Researchers at La Jolla Institute for Allergy and Immunology were able to pinpoint a common driver of skin inflammation in psoriasis and atopic dermatitis.

Their findings, published in the May 22, 2017 issue of the journal Nature Communications, showed that TWEAK, a protein related to tumor necrosis factor (TNF), plays a major role in inducing pro–inflammatory signaling molecules that recruit immune cells to the skin. TNF is already a drug target in psoriasis.

“Atopic dermatitis and psoriasis are two distinct diseases that are induced by alternate immune responses and the factors involved are quite different,” explains Michael Croft, PhD, professor and head in the Division of Immune Regulation, who led the research. “Showing that TWEAK is a critical mediator in both conditions, makes it a potential therapeutic target for the treatment of inflammatory skin diseases in general.”

It is believed to result from a combination of genetics and environmental factors such as irritants and allergens that drive T lymphocytes to produce factors that cause abnormal changes in keratinocytes, the predominant cell type in the outermost layer of skin, as well as changes in other cells in the underlying dermis.

In psoriasis, T lymphocytes also drive an alteration in healthy keratinocytes, accelerating their life cycle. As a result, new keratinocytes move to the outer layer of skin faster than old skin cells can be sloughed off.
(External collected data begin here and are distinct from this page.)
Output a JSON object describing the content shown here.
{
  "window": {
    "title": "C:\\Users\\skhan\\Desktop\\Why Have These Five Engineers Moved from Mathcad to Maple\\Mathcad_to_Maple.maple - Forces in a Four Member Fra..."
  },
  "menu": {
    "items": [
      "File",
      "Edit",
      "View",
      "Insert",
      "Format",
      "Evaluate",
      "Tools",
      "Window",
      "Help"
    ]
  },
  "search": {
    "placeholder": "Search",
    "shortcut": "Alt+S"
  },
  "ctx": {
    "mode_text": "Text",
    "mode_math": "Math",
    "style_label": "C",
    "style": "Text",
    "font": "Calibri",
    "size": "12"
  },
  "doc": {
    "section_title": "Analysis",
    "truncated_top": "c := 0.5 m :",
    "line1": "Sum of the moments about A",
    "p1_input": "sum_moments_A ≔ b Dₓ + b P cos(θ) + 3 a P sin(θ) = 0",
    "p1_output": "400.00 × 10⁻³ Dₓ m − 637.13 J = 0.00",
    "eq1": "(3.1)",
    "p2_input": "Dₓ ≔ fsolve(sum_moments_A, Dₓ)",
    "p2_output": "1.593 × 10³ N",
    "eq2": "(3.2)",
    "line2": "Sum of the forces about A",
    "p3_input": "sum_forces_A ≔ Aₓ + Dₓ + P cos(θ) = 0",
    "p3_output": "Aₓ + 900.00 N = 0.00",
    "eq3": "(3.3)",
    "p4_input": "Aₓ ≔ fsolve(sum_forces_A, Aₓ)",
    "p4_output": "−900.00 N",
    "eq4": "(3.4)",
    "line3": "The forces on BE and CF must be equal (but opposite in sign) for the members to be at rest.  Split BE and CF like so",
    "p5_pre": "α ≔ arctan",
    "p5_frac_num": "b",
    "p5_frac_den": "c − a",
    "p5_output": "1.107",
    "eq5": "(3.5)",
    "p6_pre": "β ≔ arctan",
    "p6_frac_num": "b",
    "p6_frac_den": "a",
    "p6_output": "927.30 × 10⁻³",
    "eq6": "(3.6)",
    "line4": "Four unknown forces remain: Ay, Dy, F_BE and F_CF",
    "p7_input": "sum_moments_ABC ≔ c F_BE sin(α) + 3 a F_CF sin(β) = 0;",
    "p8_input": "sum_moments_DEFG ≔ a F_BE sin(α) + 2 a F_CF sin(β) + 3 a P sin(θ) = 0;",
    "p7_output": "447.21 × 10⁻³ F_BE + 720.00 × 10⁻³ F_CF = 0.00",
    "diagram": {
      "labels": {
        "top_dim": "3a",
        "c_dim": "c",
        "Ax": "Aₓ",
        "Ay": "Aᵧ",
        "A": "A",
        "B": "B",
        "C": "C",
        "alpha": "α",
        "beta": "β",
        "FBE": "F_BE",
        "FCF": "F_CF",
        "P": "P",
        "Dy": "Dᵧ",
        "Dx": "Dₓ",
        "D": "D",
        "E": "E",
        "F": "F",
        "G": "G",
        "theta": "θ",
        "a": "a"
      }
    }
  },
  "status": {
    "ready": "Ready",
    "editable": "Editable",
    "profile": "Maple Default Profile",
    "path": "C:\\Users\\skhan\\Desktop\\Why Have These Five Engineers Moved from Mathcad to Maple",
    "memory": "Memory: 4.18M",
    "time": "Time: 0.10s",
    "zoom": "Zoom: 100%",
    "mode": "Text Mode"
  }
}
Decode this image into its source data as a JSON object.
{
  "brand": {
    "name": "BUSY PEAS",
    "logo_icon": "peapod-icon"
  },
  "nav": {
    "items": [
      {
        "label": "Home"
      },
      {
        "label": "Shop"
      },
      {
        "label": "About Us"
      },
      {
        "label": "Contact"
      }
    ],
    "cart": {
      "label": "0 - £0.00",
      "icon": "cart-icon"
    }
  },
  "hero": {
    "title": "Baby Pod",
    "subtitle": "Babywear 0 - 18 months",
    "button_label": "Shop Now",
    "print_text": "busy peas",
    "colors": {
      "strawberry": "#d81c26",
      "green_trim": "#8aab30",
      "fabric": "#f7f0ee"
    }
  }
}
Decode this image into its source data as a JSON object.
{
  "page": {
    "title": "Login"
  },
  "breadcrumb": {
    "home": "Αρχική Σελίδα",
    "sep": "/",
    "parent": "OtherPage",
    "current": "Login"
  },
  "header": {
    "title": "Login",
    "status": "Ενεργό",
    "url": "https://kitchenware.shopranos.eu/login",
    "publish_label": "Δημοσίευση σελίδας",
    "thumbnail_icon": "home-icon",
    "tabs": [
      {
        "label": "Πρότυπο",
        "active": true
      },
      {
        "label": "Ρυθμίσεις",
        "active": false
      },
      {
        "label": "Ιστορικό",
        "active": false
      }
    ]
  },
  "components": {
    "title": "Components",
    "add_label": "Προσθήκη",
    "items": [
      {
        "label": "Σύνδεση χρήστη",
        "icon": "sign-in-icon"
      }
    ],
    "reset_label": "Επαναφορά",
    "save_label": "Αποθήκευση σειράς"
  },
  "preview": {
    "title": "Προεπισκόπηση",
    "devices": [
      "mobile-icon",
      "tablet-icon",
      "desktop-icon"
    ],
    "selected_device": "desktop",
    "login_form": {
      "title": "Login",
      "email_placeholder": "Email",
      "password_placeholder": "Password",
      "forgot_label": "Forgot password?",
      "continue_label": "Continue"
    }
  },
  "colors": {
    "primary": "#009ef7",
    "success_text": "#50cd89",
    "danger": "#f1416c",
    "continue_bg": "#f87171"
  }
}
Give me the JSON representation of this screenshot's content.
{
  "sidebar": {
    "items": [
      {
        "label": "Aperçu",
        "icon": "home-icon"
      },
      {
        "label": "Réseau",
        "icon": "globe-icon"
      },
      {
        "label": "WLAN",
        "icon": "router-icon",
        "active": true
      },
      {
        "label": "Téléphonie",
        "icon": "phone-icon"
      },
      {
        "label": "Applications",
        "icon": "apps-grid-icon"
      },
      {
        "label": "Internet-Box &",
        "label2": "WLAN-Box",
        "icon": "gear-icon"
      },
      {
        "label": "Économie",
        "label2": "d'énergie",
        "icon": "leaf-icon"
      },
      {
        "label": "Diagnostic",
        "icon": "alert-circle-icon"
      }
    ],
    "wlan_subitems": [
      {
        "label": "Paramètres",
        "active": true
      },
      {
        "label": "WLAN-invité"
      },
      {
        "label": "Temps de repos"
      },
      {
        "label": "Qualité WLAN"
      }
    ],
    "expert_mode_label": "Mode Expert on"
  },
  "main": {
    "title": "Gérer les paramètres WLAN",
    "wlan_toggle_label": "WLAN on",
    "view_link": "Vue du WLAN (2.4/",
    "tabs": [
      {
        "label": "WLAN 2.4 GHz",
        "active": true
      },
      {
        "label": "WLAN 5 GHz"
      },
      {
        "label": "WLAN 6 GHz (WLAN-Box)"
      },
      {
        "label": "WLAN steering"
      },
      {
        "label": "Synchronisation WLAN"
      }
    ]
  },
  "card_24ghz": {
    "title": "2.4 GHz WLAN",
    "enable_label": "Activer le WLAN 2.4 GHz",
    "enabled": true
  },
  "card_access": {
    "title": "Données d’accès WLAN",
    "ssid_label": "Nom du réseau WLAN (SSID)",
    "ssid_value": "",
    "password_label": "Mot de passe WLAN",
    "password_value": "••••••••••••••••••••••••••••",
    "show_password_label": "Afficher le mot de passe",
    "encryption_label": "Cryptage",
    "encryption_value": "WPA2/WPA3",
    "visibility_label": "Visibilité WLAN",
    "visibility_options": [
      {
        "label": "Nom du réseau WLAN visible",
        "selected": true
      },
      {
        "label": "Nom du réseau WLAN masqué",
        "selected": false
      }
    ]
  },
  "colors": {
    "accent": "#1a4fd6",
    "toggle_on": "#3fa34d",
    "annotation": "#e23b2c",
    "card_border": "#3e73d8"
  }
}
The build–up of extra cells forms patches of red, itchy skin that are covered with silvery scales and can range from a few spots to major flare–ups that cover large swathes of skin.

“Atopic dermatitis and psoriasis are very common diseases and can have debilitating affects on people’s daily lives,” says the study’s first author Daniel Sidler, MD, PhD, formerly a postdoctoral researcher in the Croft lab and now a Primary Investigator at the University of Bern in Switzerland. “Understanding the molecular basis of these diseases is crucial before we can seek new treatments for these and other inflammatory skin diseases.”

In their current study, Croft and his team, in collaboration with researchers at the biotechnology company Biogen, focused on TWEAK and its receptor, Fn14, which had previously been shown to participate in several inflammatory conditions such as inflammatory bowel disease, arthritis and lupus–like kidney disease. “TWEAK and its signaling receptor, Fn14, have emerged as a fundamental molecular pathway regulating tissue responses after acute tissue injury and in many different contexts of chronic injury and disease” said Linda Burkly, PhD, Senior Distinguished Investigator, VP, Biogen, Inc., and co–senior author on the current study.

When Sidler measured TWEAK signaling in skin, he found that the expression of both the receptor and ligand was upregulated in atopic dermatitis and psoriasis.

Keratinocytes and dermal fibroblasts, which form the connective tissue in skin, responded to increased TWEAK activity by producing a number of chemoattractive and pro–inflammatory factors commonly found in atopic dermatitis and psoriasis. It also amplified disease–specific cytokines, namely IL–13 and IL–17, further explaining why it can contribute to two fundamentally different diseases.

“TWEAK alone doesn’t cause atopic dermatitis or psoriasis but it triggers the production of chemokines that recruit pathogenic inflammatory cells to the skin regardless of the condition,” says Sidler. “Blocking TWEAK activity, alone or in combination with other treatments, may sufficiently control skin inflammation to clear up the debilitating symptoms and restore quality of life in severe cases of those diseases.”